Include familiar articles. Line the container with a towel or blanket with your home’s scent to bring comfort to your pet during travel. A favorite toy to snuggle with can also help alleviate stress.
Provide ID. Make sure the carrier is also labeled with your pet’s name, any dog tags, and your name and contact information so your pet can be easily returned to you if he or she is lost.A picture of your pet is also helpful in case your pet gets loose.
Visit the veterinarian. Before taking your pet with you to a new country, it’s important to ensure he or she is healthy enough for air travel. You will also need a clean bill of health and proof of up-to-date necessary vaccinations to pass your pet through customs. If your pet takes any medications, make sure you have the prescription filled so you will have an ample supply when you arrive at your new country.
Flying with your pet
Your pet is your most precious cargo – make sure he or she is safe and sound during air travel by knowing and adhering to all applicable guidelines.
Find out the policies.Every airline has different regulations for traveling with pets. Pets under a certain weight can usually be stowed under your seat, while larger pets will have to travel as cargo. There may also be specific container requirements or breed restrictions as well. Contact a representative from your airline to find out more information on their company’s procedures.
Book early. Booking your flight in advance can help ensure your pet gets a spot on your plane. Many airlines limit the number of pets permitted on board, and it is a much better idea to have your pet travel on the same flight as you.

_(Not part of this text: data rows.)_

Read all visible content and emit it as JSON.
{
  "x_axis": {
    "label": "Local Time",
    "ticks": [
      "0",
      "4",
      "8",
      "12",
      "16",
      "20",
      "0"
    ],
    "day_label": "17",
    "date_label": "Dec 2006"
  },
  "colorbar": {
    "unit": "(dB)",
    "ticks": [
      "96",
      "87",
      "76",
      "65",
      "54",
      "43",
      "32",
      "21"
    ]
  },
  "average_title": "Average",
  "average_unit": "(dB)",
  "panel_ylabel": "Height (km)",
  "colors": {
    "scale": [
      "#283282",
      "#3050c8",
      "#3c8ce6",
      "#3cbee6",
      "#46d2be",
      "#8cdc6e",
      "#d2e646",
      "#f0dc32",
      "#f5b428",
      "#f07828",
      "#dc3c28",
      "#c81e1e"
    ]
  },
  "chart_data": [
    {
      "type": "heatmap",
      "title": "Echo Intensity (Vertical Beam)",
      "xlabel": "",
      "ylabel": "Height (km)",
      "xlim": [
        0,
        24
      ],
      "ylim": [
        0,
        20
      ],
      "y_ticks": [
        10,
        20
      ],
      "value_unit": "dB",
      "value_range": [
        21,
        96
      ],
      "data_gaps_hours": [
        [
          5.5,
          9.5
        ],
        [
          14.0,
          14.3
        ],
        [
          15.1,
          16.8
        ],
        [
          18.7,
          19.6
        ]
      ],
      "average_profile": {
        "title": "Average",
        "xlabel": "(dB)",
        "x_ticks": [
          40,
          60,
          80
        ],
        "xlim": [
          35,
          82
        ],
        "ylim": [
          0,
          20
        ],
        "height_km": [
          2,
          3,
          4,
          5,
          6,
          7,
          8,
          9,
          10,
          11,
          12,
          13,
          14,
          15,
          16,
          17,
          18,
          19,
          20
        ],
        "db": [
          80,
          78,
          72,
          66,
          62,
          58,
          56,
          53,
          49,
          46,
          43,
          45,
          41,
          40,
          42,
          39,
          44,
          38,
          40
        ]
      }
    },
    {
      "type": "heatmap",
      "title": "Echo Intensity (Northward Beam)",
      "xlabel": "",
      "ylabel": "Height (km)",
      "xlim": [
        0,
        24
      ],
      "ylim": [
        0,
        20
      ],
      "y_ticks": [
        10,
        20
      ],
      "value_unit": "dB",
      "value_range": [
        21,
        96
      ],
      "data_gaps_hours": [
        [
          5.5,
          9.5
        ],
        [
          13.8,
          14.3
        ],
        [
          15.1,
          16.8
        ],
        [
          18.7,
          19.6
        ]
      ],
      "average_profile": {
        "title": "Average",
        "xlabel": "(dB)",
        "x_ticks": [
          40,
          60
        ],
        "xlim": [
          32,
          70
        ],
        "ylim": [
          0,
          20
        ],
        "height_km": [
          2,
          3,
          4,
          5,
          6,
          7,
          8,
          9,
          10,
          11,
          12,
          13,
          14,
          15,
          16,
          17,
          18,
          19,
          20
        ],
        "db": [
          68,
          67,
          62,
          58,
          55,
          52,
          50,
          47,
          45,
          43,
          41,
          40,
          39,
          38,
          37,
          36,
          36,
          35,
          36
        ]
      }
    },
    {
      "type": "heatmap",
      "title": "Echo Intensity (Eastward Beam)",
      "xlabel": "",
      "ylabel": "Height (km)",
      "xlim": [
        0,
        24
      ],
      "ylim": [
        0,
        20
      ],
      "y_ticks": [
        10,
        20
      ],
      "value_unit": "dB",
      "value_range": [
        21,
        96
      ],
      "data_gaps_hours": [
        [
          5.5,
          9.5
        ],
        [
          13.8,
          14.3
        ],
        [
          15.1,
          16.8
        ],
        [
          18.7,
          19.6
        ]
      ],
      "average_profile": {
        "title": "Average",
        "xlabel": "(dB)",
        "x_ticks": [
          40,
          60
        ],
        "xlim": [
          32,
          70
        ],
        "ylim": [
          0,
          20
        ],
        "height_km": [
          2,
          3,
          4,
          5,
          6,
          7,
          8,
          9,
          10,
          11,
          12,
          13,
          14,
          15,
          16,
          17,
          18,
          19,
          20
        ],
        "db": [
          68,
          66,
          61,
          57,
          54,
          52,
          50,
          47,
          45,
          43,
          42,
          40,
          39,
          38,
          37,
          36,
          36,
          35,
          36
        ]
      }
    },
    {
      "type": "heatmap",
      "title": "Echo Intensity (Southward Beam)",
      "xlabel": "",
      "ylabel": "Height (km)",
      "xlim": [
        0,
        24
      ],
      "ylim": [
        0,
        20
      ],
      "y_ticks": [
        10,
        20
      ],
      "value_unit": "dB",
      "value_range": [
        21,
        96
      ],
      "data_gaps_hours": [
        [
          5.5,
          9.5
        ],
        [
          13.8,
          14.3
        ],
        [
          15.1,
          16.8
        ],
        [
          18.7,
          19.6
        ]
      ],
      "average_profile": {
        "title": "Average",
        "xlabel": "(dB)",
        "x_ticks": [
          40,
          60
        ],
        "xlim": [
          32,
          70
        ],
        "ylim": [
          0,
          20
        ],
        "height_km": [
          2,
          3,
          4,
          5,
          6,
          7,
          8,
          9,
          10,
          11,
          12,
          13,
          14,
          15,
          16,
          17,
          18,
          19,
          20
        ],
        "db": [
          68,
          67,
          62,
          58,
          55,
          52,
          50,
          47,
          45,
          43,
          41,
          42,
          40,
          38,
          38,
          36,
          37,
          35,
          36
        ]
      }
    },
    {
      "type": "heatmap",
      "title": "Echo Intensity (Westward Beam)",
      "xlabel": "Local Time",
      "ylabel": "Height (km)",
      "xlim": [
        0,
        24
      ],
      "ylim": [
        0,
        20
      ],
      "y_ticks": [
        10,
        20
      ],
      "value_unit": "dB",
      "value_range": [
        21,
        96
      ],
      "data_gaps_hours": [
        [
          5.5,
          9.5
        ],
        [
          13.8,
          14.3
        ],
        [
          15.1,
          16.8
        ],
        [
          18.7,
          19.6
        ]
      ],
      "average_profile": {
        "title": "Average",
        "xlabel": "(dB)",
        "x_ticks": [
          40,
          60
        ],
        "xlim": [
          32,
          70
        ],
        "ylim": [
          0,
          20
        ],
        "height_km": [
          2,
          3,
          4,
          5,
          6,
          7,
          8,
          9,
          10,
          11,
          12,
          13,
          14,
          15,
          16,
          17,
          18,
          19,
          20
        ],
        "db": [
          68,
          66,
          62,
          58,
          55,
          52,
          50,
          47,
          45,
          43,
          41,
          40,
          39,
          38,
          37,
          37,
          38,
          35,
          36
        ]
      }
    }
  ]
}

Additionally, making travel plans in advance will allow you to book a nonstop flight, which is less stressful for your furry friend.
Feeding time. The USDA requires you to give your pet food and water within 4 hours of checking in. Overfeeding your pet or feeding him or her too close to travel time can make the trip uncomfortable. Food and water is usually not permitted in the container during air travel, but, frozen ice cubes may be used to keep your pet hydrated without spills. Ask the airline about the possibility of an attendant providing food to your pet during extended flights, layovers or emergences.
Don’t sedate! Though your pet may be the nervous type, it is not advised to supply sedatives before the flight. High altitudes can effect animals differently and tranquilizers may be unsafe for your pet.